India to face fiscal challenges despite lower deficit target: Moody’s

Indian Currency Notes

Singapore/Mumbai, July 9 (IANS) Credit rating agency Moody’s Investors Service on Tuesday said that India continues to face fiscal challenges, despite lower deficit target in the full Budget 2019-20.

In its analysis of the full Budget 2019-20, Moody’s said that weak growth prospects for India will complicate the government’s fiscal consolidation efforts, weighing on the sovereign credit quality.

“Simultaneously delivering on fiscal consolidation and raising incomes will be extremely challenging for India’s authorities, particularly since growth is likely to remain weak over the coming year,” the credit rating agency said.

The full Budget presented on July 5 targeted a slightly lower deficit of 3.3 per cent of the GDP for fiscal 2019 than what the authorities had predicted in February.

As per the report, budget announcements for public sector banks, non-bank finance companies (NBFCs), the infrastructure sector, property developers, some domestic producers and securitization transactions are credit positive.

Specifically, the report pointed out the Rs 70,000 crore ($10.2 billion) capital infusion into public sector banks and a temporary credit guarantee facility to alleviate tight liquidity for NBFCs as credit-positive for the relevant entities and “should encourage the flow of credit to the economy and support growth”.

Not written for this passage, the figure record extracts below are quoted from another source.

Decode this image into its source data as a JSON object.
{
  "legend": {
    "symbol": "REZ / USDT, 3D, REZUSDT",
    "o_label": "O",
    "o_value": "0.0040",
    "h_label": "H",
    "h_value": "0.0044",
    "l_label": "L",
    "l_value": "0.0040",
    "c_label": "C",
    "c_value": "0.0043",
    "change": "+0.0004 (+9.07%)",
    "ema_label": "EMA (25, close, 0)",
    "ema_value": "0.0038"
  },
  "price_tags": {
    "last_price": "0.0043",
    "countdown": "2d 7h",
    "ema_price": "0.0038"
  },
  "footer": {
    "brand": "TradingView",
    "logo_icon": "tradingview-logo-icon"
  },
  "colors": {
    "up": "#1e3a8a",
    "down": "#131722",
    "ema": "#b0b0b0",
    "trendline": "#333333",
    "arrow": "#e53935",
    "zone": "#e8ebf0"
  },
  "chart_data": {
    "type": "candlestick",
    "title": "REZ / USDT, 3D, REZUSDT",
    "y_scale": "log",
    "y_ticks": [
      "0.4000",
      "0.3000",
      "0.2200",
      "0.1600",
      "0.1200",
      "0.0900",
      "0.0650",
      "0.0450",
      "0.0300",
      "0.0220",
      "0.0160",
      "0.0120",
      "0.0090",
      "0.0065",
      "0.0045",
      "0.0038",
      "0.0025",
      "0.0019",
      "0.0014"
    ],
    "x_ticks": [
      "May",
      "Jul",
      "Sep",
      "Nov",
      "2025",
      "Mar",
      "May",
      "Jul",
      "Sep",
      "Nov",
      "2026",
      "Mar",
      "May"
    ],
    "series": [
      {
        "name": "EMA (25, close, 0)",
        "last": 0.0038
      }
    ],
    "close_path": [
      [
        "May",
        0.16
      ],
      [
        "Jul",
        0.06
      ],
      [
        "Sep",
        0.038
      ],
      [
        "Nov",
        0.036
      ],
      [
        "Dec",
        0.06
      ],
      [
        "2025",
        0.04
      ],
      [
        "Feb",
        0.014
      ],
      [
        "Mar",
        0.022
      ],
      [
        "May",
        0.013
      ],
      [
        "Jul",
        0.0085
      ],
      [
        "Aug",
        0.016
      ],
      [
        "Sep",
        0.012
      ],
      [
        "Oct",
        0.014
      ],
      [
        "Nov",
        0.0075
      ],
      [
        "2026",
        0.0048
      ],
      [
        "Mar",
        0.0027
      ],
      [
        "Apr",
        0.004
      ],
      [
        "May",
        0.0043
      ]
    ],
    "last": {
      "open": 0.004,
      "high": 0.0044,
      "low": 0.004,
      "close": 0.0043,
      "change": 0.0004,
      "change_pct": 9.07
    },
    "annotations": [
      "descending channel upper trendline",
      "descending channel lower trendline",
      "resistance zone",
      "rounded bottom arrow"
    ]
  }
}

“The hike in customs duties on certain imported products will increase the competitiveness of domestic producers, while new incentives for the purchase of affordable homes will be credit positive for Indian property developers,” the agency said.

“And, plans to increase public spending on infrastructure and expand funding sources to these companies are credit positive for the sector.”

As for the funding support and regulatory strengthening for the NBFC sector, the report elaborated that such measures are credit positive for Indian securitization deals.

“However, any reductions in the government’s stakes in oil companies could lower Moody’s assessment of official support for these firms, a credit negative for the sector,” the report said.